I have a np.array matrix(1826*5000) where the rows are my samples and the columns are the features. That means I have a genotype in each line with the individual nucleotides as a string. like this:
[['G' 'G' 'G' ... 'T' 'T' 'A']
['G' 'G' 'G' ... 'A' 'T' 'A']
['A' 'G' 'A' ... 'A' 'T' 'A']
...
['G' 'A' 'G' ... 'T' 'T' 'A']
['G' 'G' 'A' ... 'A' 'T' 'A']
['G' 'G' 'G' ... 'A' 'T' 'C']]
And only two different nucleotides appear in each column.

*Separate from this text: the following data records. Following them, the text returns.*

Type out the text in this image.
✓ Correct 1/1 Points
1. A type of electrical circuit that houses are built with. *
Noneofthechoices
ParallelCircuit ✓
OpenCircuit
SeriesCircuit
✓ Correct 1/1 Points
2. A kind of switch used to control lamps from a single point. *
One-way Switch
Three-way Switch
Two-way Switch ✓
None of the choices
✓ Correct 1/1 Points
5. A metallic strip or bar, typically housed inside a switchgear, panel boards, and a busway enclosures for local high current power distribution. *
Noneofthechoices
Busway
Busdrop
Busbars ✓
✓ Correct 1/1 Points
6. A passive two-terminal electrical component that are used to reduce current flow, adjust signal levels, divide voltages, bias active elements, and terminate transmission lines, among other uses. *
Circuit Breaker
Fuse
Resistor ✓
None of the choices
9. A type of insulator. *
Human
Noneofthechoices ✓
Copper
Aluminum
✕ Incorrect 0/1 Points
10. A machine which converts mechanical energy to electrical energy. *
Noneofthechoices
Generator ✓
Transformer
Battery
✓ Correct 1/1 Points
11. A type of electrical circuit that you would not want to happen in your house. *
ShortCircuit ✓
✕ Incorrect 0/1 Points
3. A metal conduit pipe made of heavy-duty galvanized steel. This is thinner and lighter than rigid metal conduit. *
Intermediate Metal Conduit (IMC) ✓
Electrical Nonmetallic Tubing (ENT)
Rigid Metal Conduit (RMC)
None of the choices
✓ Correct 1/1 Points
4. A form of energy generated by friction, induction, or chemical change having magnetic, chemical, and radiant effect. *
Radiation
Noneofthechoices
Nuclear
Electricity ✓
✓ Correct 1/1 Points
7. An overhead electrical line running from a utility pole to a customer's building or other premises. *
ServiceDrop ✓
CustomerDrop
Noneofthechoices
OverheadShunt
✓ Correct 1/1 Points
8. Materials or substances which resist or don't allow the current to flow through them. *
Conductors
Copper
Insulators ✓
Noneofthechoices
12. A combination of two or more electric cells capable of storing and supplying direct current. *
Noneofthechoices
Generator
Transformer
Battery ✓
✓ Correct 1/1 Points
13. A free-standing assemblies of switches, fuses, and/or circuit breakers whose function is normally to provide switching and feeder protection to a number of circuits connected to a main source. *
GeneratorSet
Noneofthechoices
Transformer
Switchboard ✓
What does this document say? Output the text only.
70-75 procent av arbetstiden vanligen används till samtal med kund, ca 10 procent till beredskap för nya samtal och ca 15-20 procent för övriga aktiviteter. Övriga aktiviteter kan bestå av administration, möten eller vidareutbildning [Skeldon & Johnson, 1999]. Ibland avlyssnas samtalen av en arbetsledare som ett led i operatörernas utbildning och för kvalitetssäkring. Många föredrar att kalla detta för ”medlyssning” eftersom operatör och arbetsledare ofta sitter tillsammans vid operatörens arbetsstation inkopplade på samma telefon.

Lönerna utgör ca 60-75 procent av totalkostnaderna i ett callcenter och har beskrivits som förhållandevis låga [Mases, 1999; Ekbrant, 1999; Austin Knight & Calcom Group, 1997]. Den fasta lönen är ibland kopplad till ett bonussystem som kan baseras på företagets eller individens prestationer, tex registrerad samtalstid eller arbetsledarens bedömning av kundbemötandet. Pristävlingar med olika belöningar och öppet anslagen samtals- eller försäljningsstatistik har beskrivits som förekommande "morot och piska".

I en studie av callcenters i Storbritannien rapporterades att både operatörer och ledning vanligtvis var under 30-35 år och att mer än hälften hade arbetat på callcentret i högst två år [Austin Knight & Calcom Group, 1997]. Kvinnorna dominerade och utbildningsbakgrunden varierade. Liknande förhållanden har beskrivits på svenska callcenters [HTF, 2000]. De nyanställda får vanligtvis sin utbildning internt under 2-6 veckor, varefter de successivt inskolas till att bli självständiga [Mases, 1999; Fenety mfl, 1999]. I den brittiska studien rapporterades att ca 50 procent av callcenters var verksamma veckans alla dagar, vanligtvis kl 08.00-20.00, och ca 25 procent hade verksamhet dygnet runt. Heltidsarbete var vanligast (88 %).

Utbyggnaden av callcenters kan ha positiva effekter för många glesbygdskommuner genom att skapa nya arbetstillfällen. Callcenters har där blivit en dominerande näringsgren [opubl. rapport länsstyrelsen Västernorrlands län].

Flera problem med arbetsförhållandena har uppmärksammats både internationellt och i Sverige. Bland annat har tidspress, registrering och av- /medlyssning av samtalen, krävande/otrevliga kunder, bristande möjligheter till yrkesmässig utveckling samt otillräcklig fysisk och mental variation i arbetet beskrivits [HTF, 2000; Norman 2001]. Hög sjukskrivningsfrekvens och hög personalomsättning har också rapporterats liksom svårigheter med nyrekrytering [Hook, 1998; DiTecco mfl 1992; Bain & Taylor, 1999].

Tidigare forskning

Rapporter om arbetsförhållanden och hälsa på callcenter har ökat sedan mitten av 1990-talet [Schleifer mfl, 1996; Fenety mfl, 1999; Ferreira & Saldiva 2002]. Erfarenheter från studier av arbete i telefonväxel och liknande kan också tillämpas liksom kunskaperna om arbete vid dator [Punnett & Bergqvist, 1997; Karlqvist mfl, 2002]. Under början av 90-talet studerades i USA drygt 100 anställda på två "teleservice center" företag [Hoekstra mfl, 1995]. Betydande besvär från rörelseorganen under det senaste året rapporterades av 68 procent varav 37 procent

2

Now I would like to replace the individual strings with the numbers 0 and 2 in such a way that in each column the nucleotide that occurs more frequently gets the number 0 and the nucleotide that occurs less frequently gets the number 2.
This means that in column one the "G" should be replaced by 0 and the "A" by 2 since the "G" is more frequent.
Should look like this in the end.
[['0' '0' '0' ... '2' '0' '0']
['0' '0' '0' ... '0' '0' '0']
['2' '0' '2' ... '0' '0' '0']
...
['0' '2' '0' ... '2' '0' '0']
['0' '0' '2' ... '0' '0' '0']
['0' '0' '0' ... '0' '0' '2']]
Can someone tell me how to do this (with the help of Sklearn and Numpy functions)?
Given an array arr, the easiest way of solving it is:
import pandas as pd
df = pd.DataFrame(arr)
for column in df:
df[column] = np.where(df[column]==df[column].mode()[0], "2", "0")
arr1 = df.to_numpy()
Explanation: First, you turn the array into a Pandas dataframe. Then, for each column you replace the mode with "2" and the other values by "0". Finally, you convert the dataframe back into an array that we name arr1.